Homeworks
Homework assignments can be found on the PrarieLearn site (link on main page).
# |
Topic |
Assigned |
Due |
1 |
Pytorch Basics |
Jan 24 |
Feb 03 |
2 |
Linear Algebra |
Jan 31 |
Feb 10 |
3 |
Auto-differentiation |
Feb 07 |
Feb 17 |
4 |
Optimization and regression |
Feb 14 |
Feb 24 |
5 |
Linear and logistic regression |
Feb 21 |
Mar 03 |
6 |
More regression and optimizers |
Feb 28 |
Mar 10 |
7 |
Deep nets |
Mar 28 |
Apr 07 |
8 |
Recurrent NNs and PCA |
Apr 04 |
Apr 14 |
9 |
K-means and GAN |
Apr 11 |
Apr 21 |
10 |
Attention and transformers |
Apr 18 |
Apr 28 |
Couple things to note about homeworks
- Homeworks are to be completed individually through PrairieLearn.
- Each homework is assigned when you have most (if not all) of the required knowledge to complete it. There is zero reason not to start the homework early. Office hours are not provided on Mondays and HWs are due Monday night. Please plan ahead.
- Most homeworks will consist of 3-4 novel problems. Each homework is weighted equally towards your final grade.
- The homework average consists 25% of your final course grade. We will drop your lowest homework score.
- It’s a bad idea to skip homeworks. Homeworks and labs are where we get inspiration for exam problems.
Homework Logistics: How to submit
- All homeworks are administered and graded through PrairieLearn. Problems are mostly autograded, though there will be a few free-form responses that require manual grading.
- Homeworks are due by 23.59.59 (11.59.59 PM) of their due date (so midnight Monday night). In other classes, I used to make the deadline 6AM, but many students would stay up all night to do the homeworks and I want you guys to sleep. Again my intent is absolutely not to consume your weekend. You have 11 days to complete the homework and the knowledge necessary to complete the problems at the time of assignment. Start the assignment early, go to OHs if you get stuck, and you’ll have no problem finishing the homework quickly.
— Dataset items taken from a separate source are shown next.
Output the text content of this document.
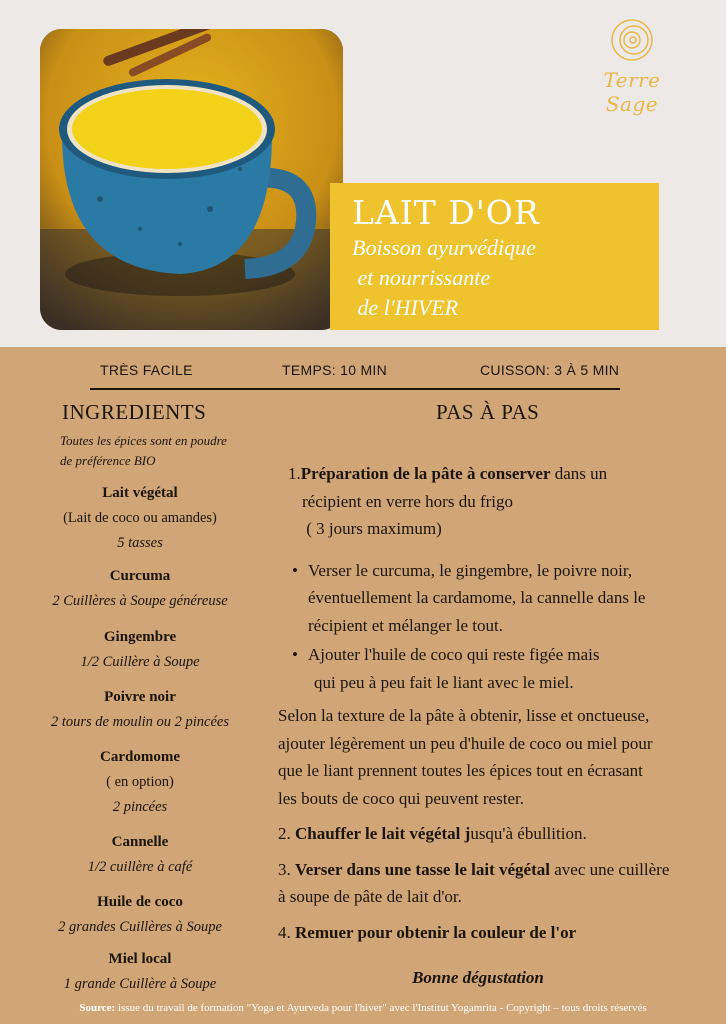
Terre Sage
LAIT D'OR
Boisson ayurvédique
et nourrissante
de l'HIVER
TRÈS FACILE	TEMPS: 10 MIN	CUISSON: 3 À 5 MIN
INGREDIENTS
Toutes les épices sont en poudre
de préférence BIO
Lait végétal
(Lait de coco ou amandes)
5 tasses
Curcuma
2 Cuillères à Soupe généreuse
Gingembre
1/2 Cuillère à Soupe
Poivre noir
2 tours de moulin ou 2 pincées
Cardomome
( en option)
2 pincées
Cannelle
1/2 cuillère à café
Huile de coco
2 grandes Cuillères à Soupe
Miel local
1 grande Cuillère à Soupe
PAS À PAS
1.Préparation de la pâte à conserver dans un
récipient en verre hors du frigo
( 3 jours maximum)
• Verser le curcuma, le gingembre, le poivre noir,
éventuellement la cardamome, la cannelle dans le
récipient et mélanger le tout.
• Ajouter l'huile de coco qui reste figée mais
qui peu à peu fait le liant avec le miel.
Selon la texture de la pâte à obtenir, lisse et onctueuse,
ajouter légèrement un peu d'huile de coco ou miel pour
que le liant prennent toutes les épices tout en écrasant
les bouts de coco qui peuvent rester.
2. Chauffer le lait végétal jusqu'à ébullition.
3. Verser dans une tasse le lait végétal avec une cuillère
à soupe de pâte de lait d'or.
4. Remuer pour obtenir la couleur de l'or
Bonne dégustation
Source: issue du travail de formation "Yoga et Ayurveda pour l'hiver" avec l'Institut Yogamrita - Copyright – tous droits réservés
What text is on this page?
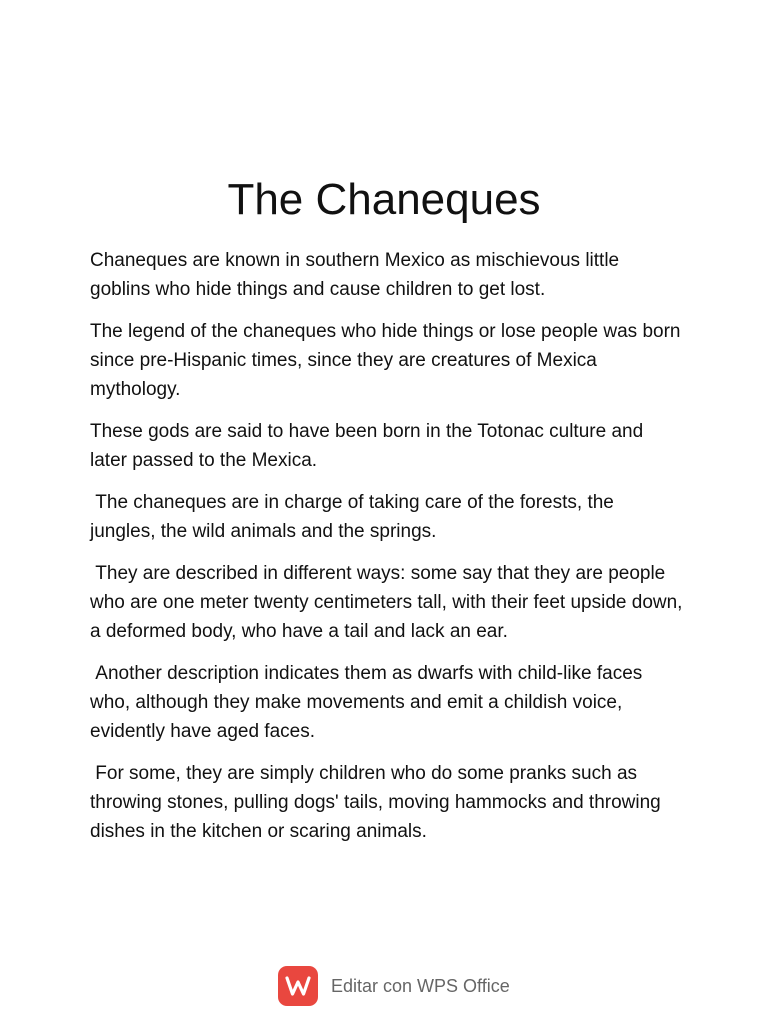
The Chaneques

Chaneques are known in southern Mexico as mischievous little goblins who hide things and cause children to get lost.

The legend of the chaneques who hide things or lose people was born since pre-Hispanic times, since they are creatures of Mexica mythology.

These gods are said to have been born in the Totonac culture and later passed to the Mexica.

The chaneques are in charge of taking care of the forests, the jungles, the wild animals and the springs.

They are described in different ways: some say that they are people who are one meter twenty centimeters tall, with their feet upside down, a deformed body, who have a tail and lack an ear.

Another description indicates them as dwarfs with child-like faces who, although they make movements and emit a childish voice, evidently have aged faces.

For some, they are simply children who do some pranks such as throwing stones, pulling dogs' tails, moving hammocks and throwing dishes in the kitchen or scaring animals.

Editar con WPS Office
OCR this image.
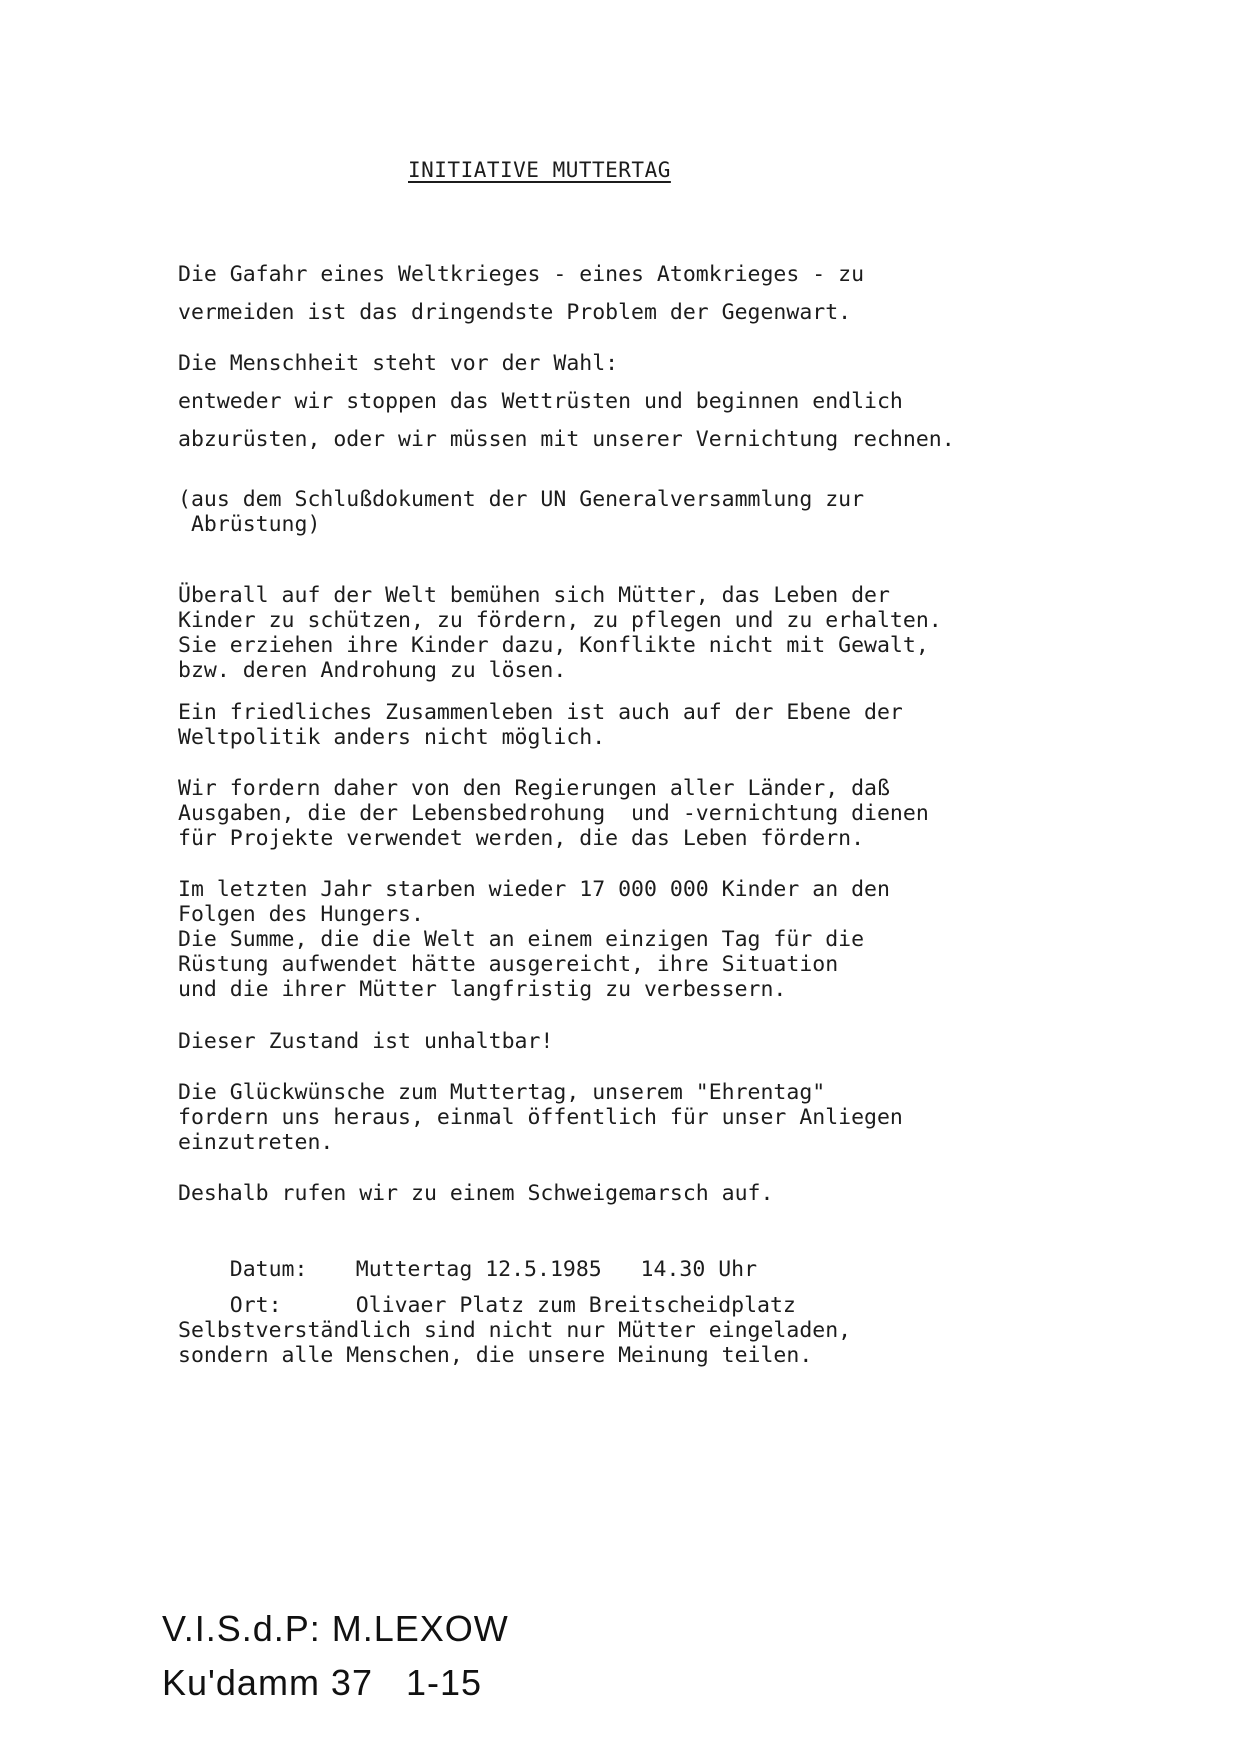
INITIATIVE MUTTERTAG
Die Gafahr eines Weltkrieges - eines Atomkrieges - zu
vermeiden ist das dringendste Problem der Gegenwart.
Die Menschheit steht vor der Wahl:
entweder wir stoppen das Wettrüsten und beginnen endlich
abzurüsten, oder wir müssen mit unserer Vernichtung rechnen.
(aus dem Schlußdokument der UN Generalversammlung zur
Abrüstung)
Überall auf der Welt bemühen sich Mütter, das Leben der
Kinder zu schützen, zu fördern, zu pflegen und zu erhalten.
Sie erziehen ihre Kinder dazu, Konflikte nicht mit Gewalt,
bzw. deren Androhung zu lösen.
Ein friedliches Zusammenleben ist auch auf der Ebene der
Weltpolitik anders nicht möglich.
Wir fordern daher von den Regierungen aller Länder, daß
Ausgaben, die der Lebensbedrohung  und -vernichtung dienen
für Projekte verwendet werden, die das Leben fördern.
Im letzten Jahr starben wieder 17 000 000 Kinder an den
Folgen des Hungers.
Die Summe, die die Welt an einem einzigen Tag für die
Rüstung aufwendet hätte ausgereicht, ihre Situation
und die ihrer Mütter langfristig zu verbessern.
Dieser Zustand ist unhaltbar!
Die Glückwünsche zum Muttertag, unserem "Ehrentag"
fordern uns heraus, einmal öffentlich für unser Anliegen
einzutreten.
Deshalb rufen wir zu einem Schweigemarsch auf.

Datum: Muttertag 12.5.1985   14.30 Uhr

Ort:	Olivaer Platz zum Breitscheidplatz

Selbstverständlich sind nicht nur Mütter eingeladen,
sondern alle Menschen, die unsere Meinung teilen.
V.I.S.d.P: M.LEXOW
Ku'damm 37   1-15
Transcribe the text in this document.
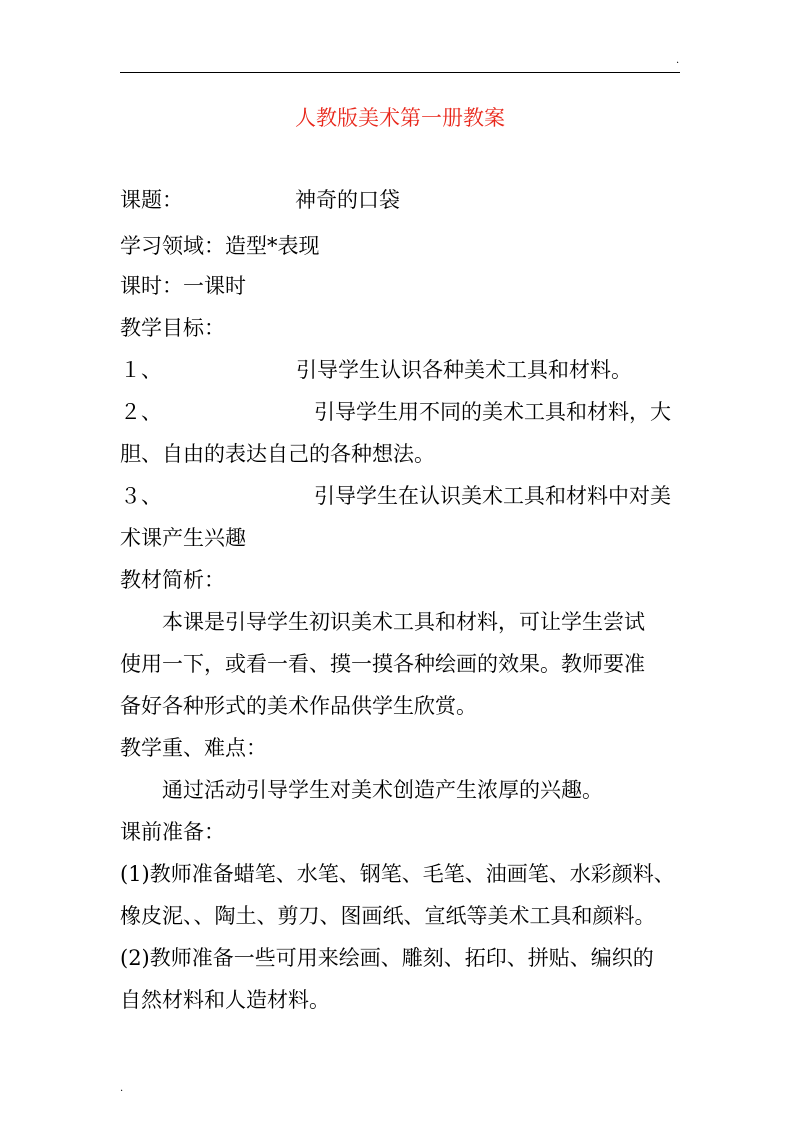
.
人教版美术第一册教案
课题：	神奇的口袋
学习领域：造型*表现
课时：一课时
教学目标：
１、	引导学生认识各种美术工具和材料。
２、	引导学生用不同的美术工具和材料，大
胆、自由的表达自己的各种想法。
３、	引导学生在认识美术工具和材料中对美
术课产生兴趣
教材简析：
本课是引导学生初识美术工具和材料，可让学生尝试
使用一下，或看一看、摸一摸各种绘画的效果。教师要准
备好各种形式的美术作品供学生欣赏。
教学重、难点：
通过活动引导学生对美术创造产生浓厚的兴趣。
课前准备：
(1)教师准备蜡笔、水笔、钢笔、毛笔、油画笔、水彩颜料、
橡皮泥、、陶土、剪刀、图画纸、宣纸等美术工具和颜料。
(2)教师准备一些可用来绘画、雕刻、拓印、拼贴、编织的
自然材料和人造材料。
.
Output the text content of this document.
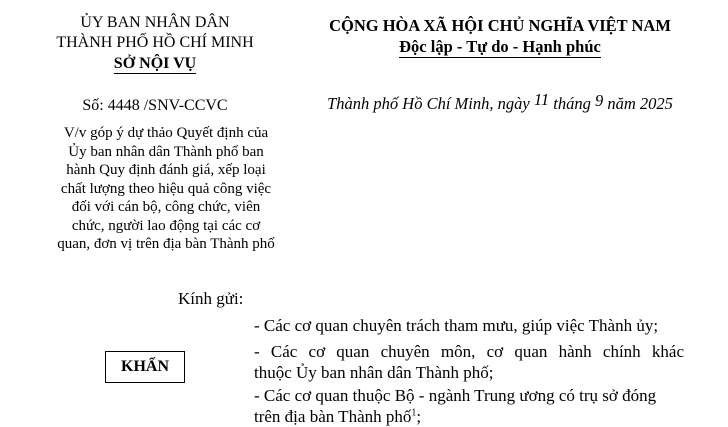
ỦY BAN NHÂN DÂN
THÀNH PHỐ HỒ CHÍ MINH
SỞ NỘI VỤ
Số: 4448 /SNV-CCVC
CỘNG HÒA XÃ HỘI CHỦ NGHĨA VIỆT NAM
Độc lập - Tự do - Hạnh phúc
Thành phố Hồ Chí Minh, ngày 11 tháng 9 năm 2025
V/v góp ý dự thảo Quyết định của
Ủy ban nhân dân Thành phố ban
hành Quy định đánh giá, xếp loại
chất lượng theo hiệu quả công việc
đối với cán bộ, công chức, viên
chức, người lao động tại các cơ
quan, đơn vị trên địa bàn Thành phố
KHẨN
Kính gửi:
- Các cơ quan chuyên trách tham mưu, giúp việc Thành ủy;
- Các cơ quan chuyên môn, cơ quan hành chính khác
thuộc Ủy ban nhân dân Thành phố;
- Các cơ quan thuộc Bộ - ngành Trung ương có trụ sở đóng
trên địa bàn Thành phố$^1$;
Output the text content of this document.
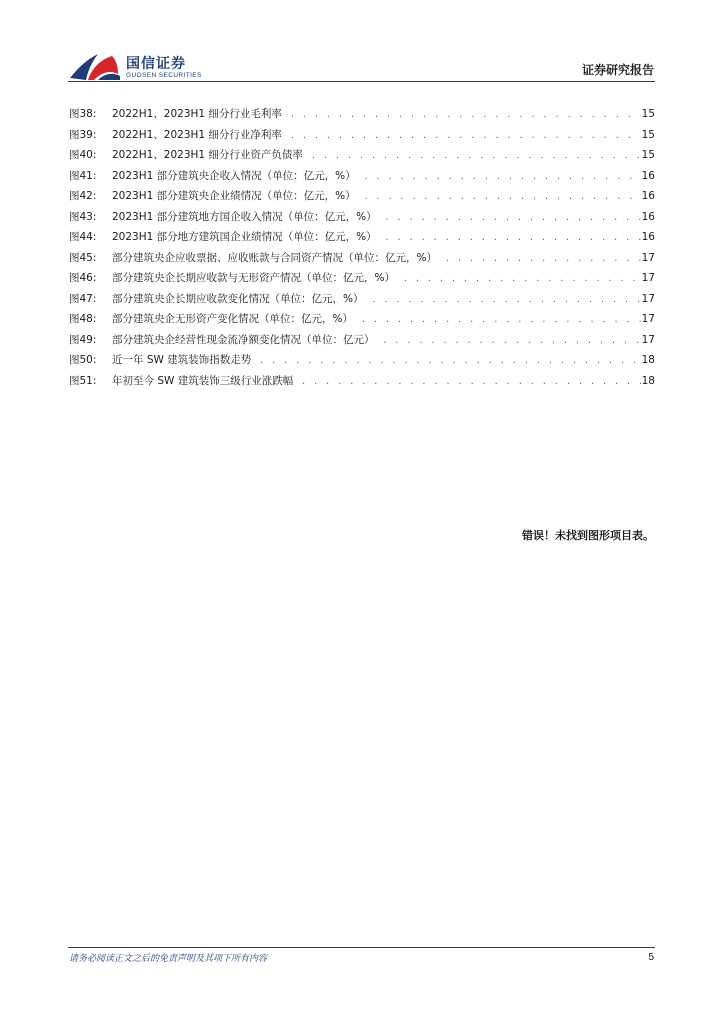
国信证券
GUOSEN SECURITIES	证券研究报告
图38:	2022H1、2023H1 细分行业毛利率 . . .	15
图39:	2022H1、2023H1 细分行业净利率 . . .	15
图40:	2022H1、2023H1 细分行业资产负债率 . . .	15
图41:	2023H1 部分建筑央企收入情况（单位：亿元，%） . . .	16
图42:	2023H1 部分建筑央企业绩情况（单位：亿元，%） . . .	16
图43:	2023H1 部分建筑地方国企收入情况（单位：亿元，%） . . .	16
图44:	2023H1 部分地方建筑国企业绩情况（单位：亿元，%） . . .	16
图45:	部分建筑央企应收票据、应收账款与合同资产情况（单位：亿元，%） . . .	17
图46:	部分建筑央企长期应收款与无形资产情况（单位：亿元，%） . . .	17
图47:	部分建筑央企长期应收款变化情况（单位：亿元，%） . . .	17
图48:	部分建筑央企无形资产变化情况（单位：亿元，%） . . .	17
图49:	部分建筑央企经营性现金流净额变化情况（单位：亿元） . . .	17
图50:	近一年 SW 建筑装饰指数走势 . . .	18
图51:	年初至今 SW 建筑装饰三级行业涨跌幅 . . .	18
错误！未找到图形项目表。
请务必阅读正文之后的免责声明及其项下所有内容	5
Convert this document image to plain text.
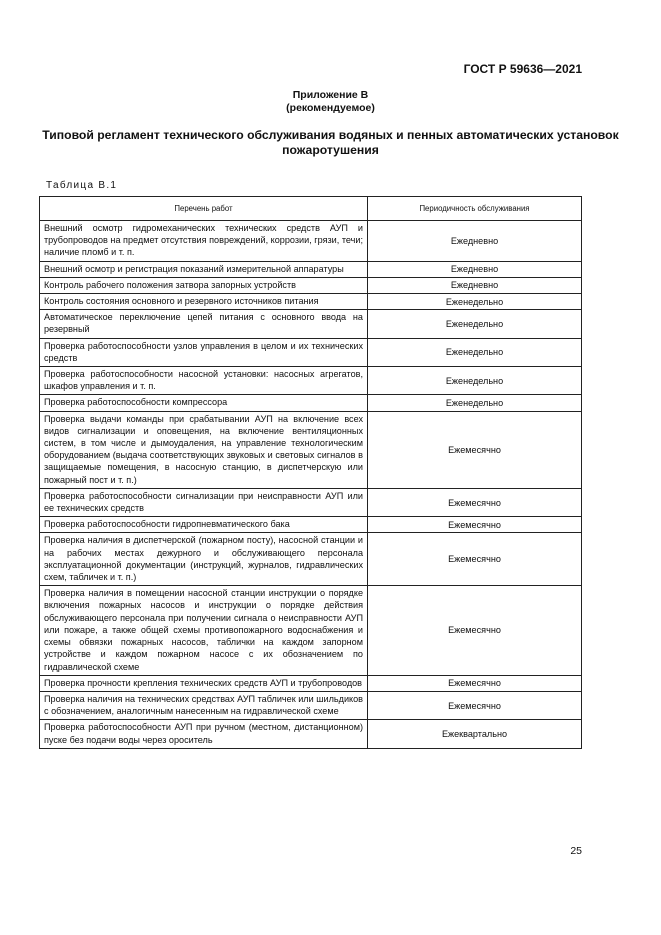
ГОСТ Р 59636—2021
Приложение В
(рекомендуемое)
Типовой регламент технического обслуживания водяных и пенных автоматических установок пожаротушения
Таблица В.1
Перечень работ	Периодичность обслуживания
Внешний осмотр гидромеханических технических средств АУП и трубопроводов на предмет отсутствия повреждений, коррозии, грязи, течи; наличие пломб и т. п.	Ежедневно
Внешний осмотр и регистрация показаний измерительной аппаратуры	Ежедневно
Контроль рабочего положения затвора запорных устройств	Ежедневно
Контроль состояния основного и резервного источников питания	Еженедельно
Автоматическое переключение цепей питания с основного ввода на резервный	Еженедельно
Проверка работоспособности узлов управления в целом и их технических средств	Еженедельно
Проверка работоспособности насосной установки: насосных агрегатов, шкафов управления и т. п.	Еженедельно
Проверка работоспособности компрессора	Еженедельно
Проверка выдачи команды при срабатывании АУП на включение всех видов сигнализации и оповещения, на включение вентиляционных систем, в том числе и дымоудаления, на управление технологическим оборудованием (выдача соответствующих звуковых и световых сигналов в защищаемые помещения, в насосную станцию, в диспетчерскую или пожарный пост и т. п.)	Ежемесячно
Проверка работоспособности сигнализации при неисправности АУП или ее технических средств	Ежемесячно
Проверка работоспособности гидропневматического бака	Ежемесячно
Проверка наличия в диспетчерской (пожарном посту), насосной станции и на рабочих местах дежурного и обслуживающего персонала эксплуатационной документации (инструкций, журналов, гидравлических схем, табличек и т. п.)	Ежемесячно
Проверка наличия в помещении насосной станции инструкции о порядке включения пожарных насосов и инструкции о порядке действия обслуживающего персонала при получении сигнала о неисправности АУП или пожаре, а также общей схемы противопожарного водоснабжения и схемы обвязки пожарных насосов, таблички на каждом запорном устройстве и каждом пожарном насосе с их обозначением по гидравлической схеме	Ежемесячно
Проверка прочности крепления технических средств АУП и трубопроводов	Ежемесячно
Проверка наличия на технических средствах АУП табличек или шильдиков с обозначением, аналогичным нанесенным на гидравлической схеме	Ежемесячно
Проверка работоспособности АУП при ручном (местном, дистанционном) пуске без подачи воды через ороситель	Ежеквартально
25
- You should not use Canvas to keep track of homeworks or any other course policies and logistics. Canvas is a gradebook, that’s all.
- You will be registered with PrairieLearn using your university email address. If you can’t access PrairieLearn let the course staff know.
- Late homeworks are penalized at a rate of 1 point/hour that they are late. We will not discuss late homeworks in OHs. We have a small staff and we need to prioritize current homeworks in OH.
Homework Grading Policies:
- Homeworks are graded by the entire course staff, both manually and with auto-grader software.
- Under normal circumstances, all homework should be graded within two weeks of submission (this pertains more to manually graded portions of homeworks). However, the course staff members also have significant responsibilities and may take longer to grade the homeworks. This is all to say one thing: homeworks should not be used to check your mastery of the material. Most (if not all) problems will have some autograded portions, so you should have early indications of if you understand a particular concept. If you get stuck, use OHs!
- Homework grades are not a proof of correctness and cannot be used to argue for correctness on an exam.
- Partial credit is given depending on the question. Most auto-graded assignments will not have partial credit but manually graded assignments might. PrairieLearn should indicate when partial credit is given for an auto-graded assignment.
Allowable resources
- Textbooks and online documentation are allowed to be used with the homeworks.
- You are not allowed to use generative AIs for the homeworks. I totally get that lots of people find generative AI to be a useful rubber duck when coding, but I do not believe that is the way most people are using it. I totally understand the philosophical argument, but I’ve been doing this a while now, and I firmly believe eliminating all struggle from learning harms students from becoming more intelligent the same way eliminating struggle from exercise eliminates any strength gains. And there’s more research coming out that supports this point of view.